Ao longo dos anos que me habituei a ler uma crítica à Constituição portuguesa relativamente à sua extensão e especificidade, nomeadamente no que diz respeito a protecções e direitos. O contraponto tende a ser a Constituição dos Estados Unidos, curta, essencialmente simples e concisa, e que permite vê-la quase como uma tela em branco onde se colocam os direitos e deveres considerados importantes em cada era. É uma tese atraente e fácil de compreender e que comentadores e analistas (na sua maioria) de direita apoiam. Os de esquerda (habitualmente) contrapõem que se os direitos não forem explícitos, poderão ser ignorados, esquecidos ou perdidos. Compreendo os argumentos de um lado e de outro e, não sendo jurista (felizmente para mim), não entrarei nessa discussão.
Há no entanto algo que complica hoje a discussão. É mais que claro que constituições longas, muito explícitas e complexas não são ideais. Mesmo no que diz respeito a direitos e deveres, pode-se tomar uma posição que se não foram explicitados no texto não estão protegidos. Quanto mais complexas mais difícil torná-las coerentes e remover aspectos que se tornem obsoletos ou que talvez nunca lá devessem ter estado. Penso que muitas pessoas podem apontar aspectos da nossa Constituição que se adequam a tal descrição.
O reverso da medalha são os problemas que se causam quando as constituições são mais leves e abertas mas dependem da boa fé dos seus actores. Podemos olhar para os Estados Unidos e ver como a má fé de Trump quase corrompeu as últimas eleições presidenciais (e abriu caminho para que no futuro outros o imitem). Também se vê a forma como muitos no Partido Republicano estão hoje a tentar manobrar essa liberdade na Constituição para criar condições para a ignorar, subverter ou alterar, mesmo utilizando caminhos enviesados para tal. Não vou avaliar a exequibilidade de tais esforços (não tenho competências para tal) mas parece crível que possam ser bem sucedidas se certas condições existirem em simultâneo. Se os Republicanos forem bem sucedidos (ou estiverem lá perto), não demorará muito até que os Democratas os imitem.

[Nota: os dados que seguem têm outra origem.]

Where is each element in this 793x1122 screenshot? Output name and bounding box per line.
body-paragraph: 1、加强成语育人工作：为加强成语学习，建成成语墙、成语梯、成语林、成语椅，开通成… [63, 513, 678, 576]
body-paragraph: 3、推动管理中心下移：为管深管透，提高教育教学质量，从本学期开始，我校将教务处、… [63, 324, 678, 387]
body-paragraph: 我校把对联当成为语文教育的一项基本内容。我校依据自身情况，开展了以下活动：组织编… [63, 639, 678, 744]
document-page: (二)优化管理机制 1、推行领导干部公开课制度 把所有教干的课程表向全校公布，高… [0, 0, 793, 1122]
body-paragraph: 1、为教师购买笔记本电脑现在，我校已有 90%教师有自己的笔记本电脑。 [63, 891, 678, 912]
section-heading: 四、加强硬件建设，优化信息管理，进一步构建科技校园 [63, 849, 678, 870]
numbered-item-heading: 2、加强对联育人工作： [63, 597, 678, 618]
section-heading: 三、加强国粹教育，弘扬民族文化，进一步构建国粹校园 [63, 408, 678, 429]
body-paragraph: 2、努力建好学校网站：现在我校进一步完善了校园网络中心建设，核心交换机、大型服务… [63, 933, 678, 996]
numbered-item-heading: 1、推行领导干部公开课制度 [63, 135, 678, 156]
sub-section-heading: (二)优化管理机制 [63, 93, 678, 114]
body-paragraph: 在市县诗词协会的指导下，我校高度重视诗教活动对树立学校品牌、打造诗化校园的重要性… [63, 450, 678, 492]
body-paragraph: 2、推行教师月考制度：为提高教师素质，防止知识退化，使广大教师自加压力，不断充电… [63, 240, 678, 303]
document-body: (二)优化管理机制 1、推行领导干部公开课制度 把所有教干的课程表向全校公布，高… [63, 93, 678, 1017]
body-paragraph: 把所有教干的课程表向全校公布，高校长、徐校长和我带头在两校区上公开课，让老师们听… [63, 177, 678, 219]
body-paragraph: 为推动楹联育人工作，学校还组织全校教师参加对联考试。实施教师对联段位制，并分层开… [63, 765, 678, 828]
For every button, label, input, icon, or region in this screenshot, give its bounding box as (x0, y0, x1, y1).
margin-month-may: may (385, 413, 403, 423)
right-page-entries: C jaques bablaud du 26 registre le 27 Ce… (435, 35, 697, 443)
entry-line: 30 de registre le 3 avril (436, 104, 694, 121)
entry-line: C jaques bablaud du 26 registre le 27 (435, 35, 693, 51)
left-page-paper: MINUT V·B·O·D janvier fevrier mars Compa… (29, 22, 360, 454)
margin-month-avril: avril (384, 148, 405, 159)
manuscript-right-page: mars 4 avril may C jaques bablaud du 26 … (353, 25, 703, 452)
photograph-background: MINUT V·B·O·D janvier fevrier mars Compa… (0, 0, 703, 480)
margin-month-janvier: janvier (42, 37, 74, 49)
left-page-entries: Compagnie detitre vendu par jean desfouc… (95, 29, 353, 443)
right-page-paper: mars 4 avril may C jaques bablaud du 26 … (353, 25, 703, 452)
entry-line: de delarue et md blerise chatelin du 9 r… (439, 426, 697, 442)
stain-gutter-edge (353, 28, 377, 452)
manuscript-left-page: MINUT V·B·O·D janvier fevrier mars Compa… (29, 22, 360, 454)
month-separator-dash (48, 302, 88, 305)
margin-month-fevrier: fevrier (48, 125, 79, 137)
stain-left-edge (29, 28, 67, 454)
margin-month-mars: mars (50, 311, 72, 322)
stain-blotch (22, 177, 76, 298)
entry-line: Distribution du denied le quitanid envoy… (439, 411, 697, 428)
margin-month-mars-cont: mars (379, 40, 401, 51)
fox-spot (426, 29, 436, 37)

As notícias de hoje vindas do Reino Unidos também dão que pensar. Num país sem Constituição escrita, vimos hoje a Primeira-Ministra, que não foi eleita nas eleições gerais, a demitir-se ao fim de 45 dias, e o processo a ser iniciado para escolher um sucessor. Este processo será completamente controlado pelo Partido Conservador, que não irá chamar eleições e poderá reduzir em muito o alcance da eleição do seu líder, podendo simplesmente sugerir um par de nomes (escolhidos pelos seus deputados) aos seus membros que poderão ter uma votação uns dias mais tarde. Tudo indica que o Reino Unido terá um novo Primeiro-Ministro, não eleito e potencialmente escolhido com uma base minúscula do eleitorado, a partir do fim da próxima semana.
Não quero com isto atacar as Constituições mais genéricas e abertas e defender as complexas e labirínticas. Apenas questiono se não será tempo de repensar nas Constituições para os tempos modernos. As mais complexas são incompreensíveis para a população comum. As mais simples estão abertas a abusos e subversões. Não levam em consideração os tempos modernos nem a forma como a informação se move hoje. Talvez seja hora de uma convenção das constituições. Não para criar uma constituição específica, mas para pensar naquilo que as constituições modernas devem ser.